When you’re trying to pay off debt and save money at the same time, it can be difficult to decide which to prioritize. To ease this burden, try reducing any unnecessary spending. Stop going to your favorite coffee shop every morning and paying $7 for a cup of coffee. Instead, start brewing your own coffee at home. Cook your meals instead of dining out for every meal. Little changes like these can cut down unnecessary expenditure in the long run and you’ll also have more money left to pay off your debts. 

In addition, paying off your smallest loans may be tempting. But, it’s almost better to pay off the ones with the highest interest fees. Remember, holding off on paying back loans with high-interest fees means you have to repay even more money in the long run. So, it’s best you clear those first then work on settling smaller loans. 

Another thing to take note of is not to borrow more than you can afford to pay back. In times of uncertainty, you won’t know if your income will remain the same. To avoid owing more than you can repay, ensure that you have sufficient funds to cover necessary expenses before taking on any long-term repayment plans. 

Pay credit card bills in full and on time

Keeping track of multiple billing dates and loan repayments is difficult. To stay on top of all your repayments, consider setting up automatic bank drafts so you don’t miss out on anything. With automatic drafting, all repayments will be transferred on time. All you have to do is make sure you have sufficient funds in your bank account. In addition, you can also opt to have all your bills and repayments transferred out on the same day. This way, you won’t have to keep checking your account balance.

You can also avoid accumulating debt by paying your credit card bills and on time. It may be tempting to repay the minimum amount indicated by your bank or credit card issuer. However, this is also one of the easiest ways to rack up high amounts of debt.  If you find it is too stressful and unmanageable to pay your debt, you can check out Innovis credit bureau that keeps your info up to date, safe, and secure at all times.

If you find it hard to pay for your credit card bills in full, you should also think of switching to paying with a debit card.
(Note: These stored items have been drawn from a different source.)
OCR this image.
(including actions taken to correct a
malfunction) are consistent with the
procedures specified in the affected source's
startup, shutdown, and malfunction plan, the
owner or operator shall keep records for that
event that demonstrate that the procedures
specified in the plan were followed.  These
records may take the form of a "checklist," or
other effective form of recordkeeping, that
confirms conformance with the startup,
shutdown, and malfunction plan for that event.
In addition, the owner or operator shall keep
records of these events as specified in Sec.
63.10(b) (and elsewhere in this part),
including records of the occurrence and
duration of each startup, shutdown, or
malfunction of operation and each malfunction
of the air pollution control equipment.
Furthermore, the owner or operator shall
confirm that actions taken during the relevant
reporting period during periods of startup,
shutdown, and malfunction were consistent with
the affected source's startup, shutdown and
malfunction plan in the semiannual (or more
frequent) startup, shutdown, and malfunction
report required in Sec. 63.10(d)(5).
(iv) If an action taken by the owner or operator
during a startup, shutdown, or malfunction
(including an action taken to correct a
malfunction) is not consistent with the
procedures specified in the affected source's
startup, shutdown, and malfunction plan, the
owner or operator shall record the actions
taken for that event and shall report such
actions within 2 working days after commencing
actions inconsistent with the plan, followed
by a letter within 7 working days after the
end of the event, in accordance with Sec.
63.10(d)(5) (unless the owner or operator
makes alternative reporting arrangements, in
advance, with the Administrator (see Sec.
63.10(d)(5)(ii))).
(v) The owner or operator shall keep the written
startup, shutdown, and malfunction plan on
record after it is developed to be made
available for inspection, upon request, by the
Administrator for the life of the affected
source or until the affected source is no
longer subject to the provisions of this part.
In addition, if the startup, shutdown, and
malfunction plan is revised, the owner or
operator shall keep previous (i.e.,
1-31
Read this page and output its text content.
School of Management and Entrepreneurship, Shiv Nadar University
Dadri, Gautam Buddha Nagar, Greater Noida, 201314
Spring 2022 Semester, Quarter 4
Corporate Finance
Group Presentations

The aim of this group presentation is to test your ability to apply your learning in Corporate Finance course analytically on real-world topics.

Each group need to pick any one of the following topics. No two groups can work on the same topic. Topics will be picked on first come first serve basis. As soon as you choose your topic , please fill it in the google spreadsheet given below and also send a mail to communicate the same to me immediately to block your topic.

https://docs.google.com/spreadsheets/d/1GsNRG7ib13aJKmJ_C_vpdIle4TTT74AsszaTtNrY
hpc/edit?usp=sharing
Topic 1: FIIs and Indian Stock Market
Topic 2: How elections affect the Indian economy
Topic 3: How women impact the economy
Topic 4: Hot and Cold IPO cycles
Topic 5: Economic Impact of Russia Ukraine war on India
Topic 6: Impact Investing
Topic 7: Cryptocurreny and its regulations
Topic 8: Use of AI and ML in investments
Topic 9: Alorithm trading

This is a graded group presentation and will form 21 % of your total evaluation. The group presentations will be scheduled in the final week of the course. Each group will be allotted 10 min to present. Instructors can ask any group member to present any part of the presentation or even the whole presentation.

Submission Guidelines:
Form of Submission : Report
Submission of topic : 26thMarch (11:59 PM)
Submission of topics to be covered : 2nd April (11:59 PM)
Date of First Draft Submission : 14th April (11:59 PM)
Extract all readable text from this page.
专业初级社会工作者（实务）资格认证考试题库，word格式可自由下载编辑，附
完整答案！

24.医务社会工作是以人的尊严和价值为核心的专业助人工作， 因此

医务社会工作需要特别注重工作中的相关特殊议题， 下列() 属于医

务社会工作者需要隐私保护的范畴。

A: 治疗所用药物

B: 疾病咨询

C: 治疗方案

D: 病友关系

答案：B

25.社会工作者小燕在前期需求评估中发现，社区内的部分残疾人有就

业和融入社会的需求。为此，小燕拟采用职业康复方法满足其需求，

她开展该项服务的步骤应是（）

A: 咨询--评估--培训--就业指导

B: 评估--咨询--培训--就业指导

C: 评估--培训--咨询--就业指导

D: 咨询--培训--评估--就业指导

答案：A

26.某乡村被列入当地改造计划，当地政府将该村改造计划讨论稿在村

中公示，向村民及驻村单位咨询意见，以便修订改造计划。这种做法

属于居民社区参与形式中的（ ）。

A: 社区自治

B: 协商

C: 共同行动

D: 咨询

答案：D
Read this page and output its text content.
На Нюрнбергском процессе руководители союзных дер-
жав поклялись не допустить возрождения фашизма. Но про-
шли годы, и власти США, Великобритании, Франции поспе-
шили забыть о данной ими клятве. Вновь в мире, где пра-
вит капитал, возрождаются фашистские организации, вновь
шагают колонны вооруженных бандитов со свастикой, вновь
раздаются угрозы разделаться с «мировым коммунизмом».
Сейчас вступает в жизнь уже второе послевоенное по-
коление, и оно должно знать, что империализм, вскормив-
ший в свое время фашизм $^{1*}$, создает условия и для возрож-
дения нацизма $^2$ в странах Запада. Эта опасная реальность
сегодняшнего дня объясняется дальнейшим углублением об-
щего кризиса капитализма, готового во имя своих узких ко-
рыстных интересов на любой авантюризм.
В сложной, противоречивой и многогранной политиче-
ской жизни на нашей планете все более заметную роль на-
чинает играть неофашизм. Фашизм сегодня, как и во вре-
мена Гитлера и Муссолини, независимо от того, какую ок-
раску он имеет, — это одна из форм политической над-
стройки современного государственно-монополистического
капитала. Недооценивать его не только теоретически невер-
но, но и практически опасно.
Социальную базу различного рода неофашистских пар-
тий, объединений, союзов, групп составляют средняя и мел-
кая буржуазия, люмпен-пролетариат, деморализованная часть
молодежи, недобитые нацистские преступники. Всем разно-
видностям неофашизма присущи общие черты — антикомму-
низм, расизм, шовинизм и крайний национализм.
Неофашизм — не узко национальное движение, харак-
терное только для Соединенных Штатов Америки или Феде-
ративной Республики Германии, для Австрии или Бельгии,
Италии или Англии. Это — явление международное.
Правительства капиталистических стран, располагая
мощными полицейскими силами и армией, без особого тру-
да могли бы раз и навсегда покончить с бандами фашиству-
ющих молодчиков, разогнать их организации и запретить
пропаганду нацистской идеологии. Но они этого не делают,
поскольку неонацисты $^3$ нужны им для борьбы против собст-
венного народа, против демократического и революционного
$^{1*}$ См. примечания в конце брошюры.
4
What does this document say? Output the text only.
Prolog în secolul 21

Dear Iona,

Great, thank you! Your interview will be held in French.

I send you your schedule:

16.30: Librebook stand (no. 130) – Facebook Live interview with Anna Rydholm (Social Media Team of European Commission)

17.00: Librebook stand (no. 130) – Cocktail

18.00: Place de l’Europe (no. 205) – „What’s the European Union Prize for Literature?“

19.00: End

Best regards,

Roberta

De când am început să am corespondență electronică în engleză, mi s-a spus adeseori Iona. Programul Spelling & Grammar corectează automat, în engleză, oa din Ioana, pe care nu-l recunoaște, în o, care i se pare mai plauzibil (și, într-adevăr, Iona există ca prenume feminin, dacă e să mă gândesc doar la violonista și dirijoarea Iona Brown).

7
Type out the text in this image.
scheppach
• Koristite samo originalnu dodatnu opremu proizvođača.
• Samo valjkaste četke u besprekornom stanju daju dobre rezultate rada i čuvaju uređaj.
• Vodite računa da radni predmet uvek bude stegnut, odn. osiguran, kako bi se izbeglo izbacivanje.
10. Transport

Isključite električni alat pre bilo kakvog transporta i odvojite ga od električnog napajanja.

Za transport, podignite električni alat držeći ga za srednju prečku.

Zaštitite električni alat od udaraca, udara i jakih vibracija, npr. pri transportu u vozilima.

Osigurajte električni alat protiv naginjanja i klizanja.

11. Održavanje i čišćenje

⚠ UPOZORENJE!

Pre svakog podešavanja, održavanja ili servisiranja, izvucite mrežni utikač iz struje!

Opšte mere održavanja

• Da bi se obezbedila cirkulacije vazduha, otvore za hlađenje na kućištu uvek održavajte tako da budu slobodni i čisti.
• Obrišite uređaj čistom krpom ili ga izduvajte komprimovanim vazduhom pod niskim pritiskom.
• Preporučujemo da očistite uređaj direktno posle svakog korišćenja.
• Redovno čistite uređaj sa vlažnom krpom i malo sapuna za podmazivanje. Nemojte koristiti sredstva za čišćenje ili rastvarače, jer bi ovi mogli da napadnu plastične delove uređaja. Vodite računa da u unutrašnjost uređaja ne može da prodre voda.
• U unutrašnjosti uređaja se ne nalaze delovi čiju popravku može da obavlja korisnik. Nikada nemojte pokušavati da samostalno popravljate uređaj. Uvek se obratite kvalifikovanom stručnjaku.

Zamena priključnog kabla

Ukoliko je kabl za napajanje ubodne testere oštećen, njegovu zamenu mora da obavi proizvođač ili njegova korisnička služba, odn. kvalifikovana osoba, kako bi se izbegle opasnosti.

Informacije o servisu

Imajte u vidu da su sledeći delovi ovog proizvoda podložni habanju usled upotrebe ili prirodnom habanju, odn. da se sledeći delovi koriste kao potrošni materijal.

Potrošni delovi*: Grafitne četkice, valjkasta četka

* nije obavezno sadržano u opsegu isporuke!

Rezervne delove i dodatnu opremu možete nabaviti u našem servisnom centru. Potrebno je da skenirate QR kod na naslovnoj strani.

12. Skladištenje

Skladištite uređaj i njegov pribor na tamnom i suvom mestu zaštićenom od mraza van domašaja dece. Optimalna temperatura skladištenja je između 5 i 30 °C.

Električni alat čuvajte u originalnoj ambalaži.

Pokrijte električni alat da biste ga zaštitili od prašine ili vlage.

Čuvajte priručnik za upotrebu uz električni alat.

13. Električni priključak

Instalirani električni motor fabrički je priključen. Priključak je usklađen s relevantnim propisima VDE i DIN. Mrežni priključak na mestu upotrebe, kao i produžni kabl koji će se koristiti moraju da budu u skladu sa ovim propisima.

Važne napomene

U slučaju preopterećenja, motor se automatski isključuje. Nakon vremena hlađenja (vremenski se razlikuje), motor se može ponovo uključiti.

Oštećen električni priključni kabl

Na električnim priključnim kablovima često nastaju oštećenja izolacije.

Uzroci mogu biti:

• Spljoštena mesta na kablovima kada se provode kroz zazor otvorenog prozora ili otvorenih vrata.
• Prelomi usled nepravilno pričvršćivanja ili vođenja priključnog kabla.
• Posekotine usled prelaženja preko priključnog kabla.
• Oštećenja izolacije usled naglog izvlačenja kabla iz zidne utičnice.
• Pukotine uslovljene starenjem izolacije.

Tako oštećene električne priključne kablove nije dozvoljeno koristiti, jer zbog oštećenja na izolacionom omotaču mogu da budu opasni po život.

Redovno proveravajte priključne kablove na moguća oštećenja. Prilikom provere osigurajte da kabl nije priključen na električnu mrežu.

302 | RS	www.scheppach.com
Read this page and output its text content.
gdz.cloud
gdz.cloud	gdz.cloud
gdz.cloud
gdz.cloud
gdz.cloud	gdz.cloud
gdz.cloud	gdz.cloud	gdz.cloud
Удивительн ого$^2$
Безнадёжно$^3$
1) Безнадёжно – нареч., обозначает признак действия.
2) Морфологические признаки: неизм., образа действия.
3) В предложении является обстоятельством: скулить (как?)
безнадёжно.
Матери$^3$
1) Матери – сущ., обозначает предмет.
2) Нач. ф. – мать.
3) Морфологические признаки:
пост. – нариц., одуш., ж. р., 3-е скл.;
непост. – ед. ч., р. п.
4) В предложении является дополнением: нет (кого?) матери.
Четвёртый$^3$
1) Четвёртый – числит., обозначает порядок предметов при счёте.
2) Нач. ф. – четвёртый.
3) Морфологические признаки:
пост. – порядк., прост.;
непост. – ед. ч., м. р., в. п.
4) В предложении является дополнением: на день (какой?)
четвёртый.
This way, you won’t have to worry about repayments and spending beyond your means. 

Rethink loans for non-essentials like a luxury car

By now, most of us know what constitutes a need and a want. Knowing when to spend and when not to is especially important when it comes to making big purchases and taking on long-term loans.

If you’re thinking of upgrading your car or buying a bigger apartment, stop and think if it’s a necessary lifestyle choice or a financial burden you’ll have to shoulder for the next few years. 

Consider refinancing your housing loans 

Throughout your life, you’ll probably spend a hefty amount of time and money repaying your housing loans. As such, you may want to consider refinancing your house once the lock-in period has ended. By doing so, you’ll be able to save on lower interest rates and enjoy a better cash flow.

Know your insurance well and what you’re covered for

Being insured is as important as saving. But, insurance policies can also be an unnecessary expenditure if you buy the wrong insurance policies. Common mistakes that people make include signing up for insurance policies that overlap one another.

Read through all insurance policies carefully and multiple times if need be before buying them. Consider getting a trusted insurance agent to do the work for you if you’re not too familiar with the jargon.

Sign up for free courses to diversify your skills

Last but not least, it’s never too late to pick up a new skill. In a climate like this, you never know which jobs may go and which may stay. Increase your employment chances by diversifying your skills in areas that have good career prospects. Many courses and workshops available are reasonably priced so you don’t have to worry about spending a fortune either. 


Knowing how to manage your money and building up financial resilience will serve you well in the future. If you start building good financial habits now, you’ll be better prepared for unforeseeable dips in the economy. It may take some effort and time to rethink and replan your finances. But, it’s better to get started now than regret it in the future.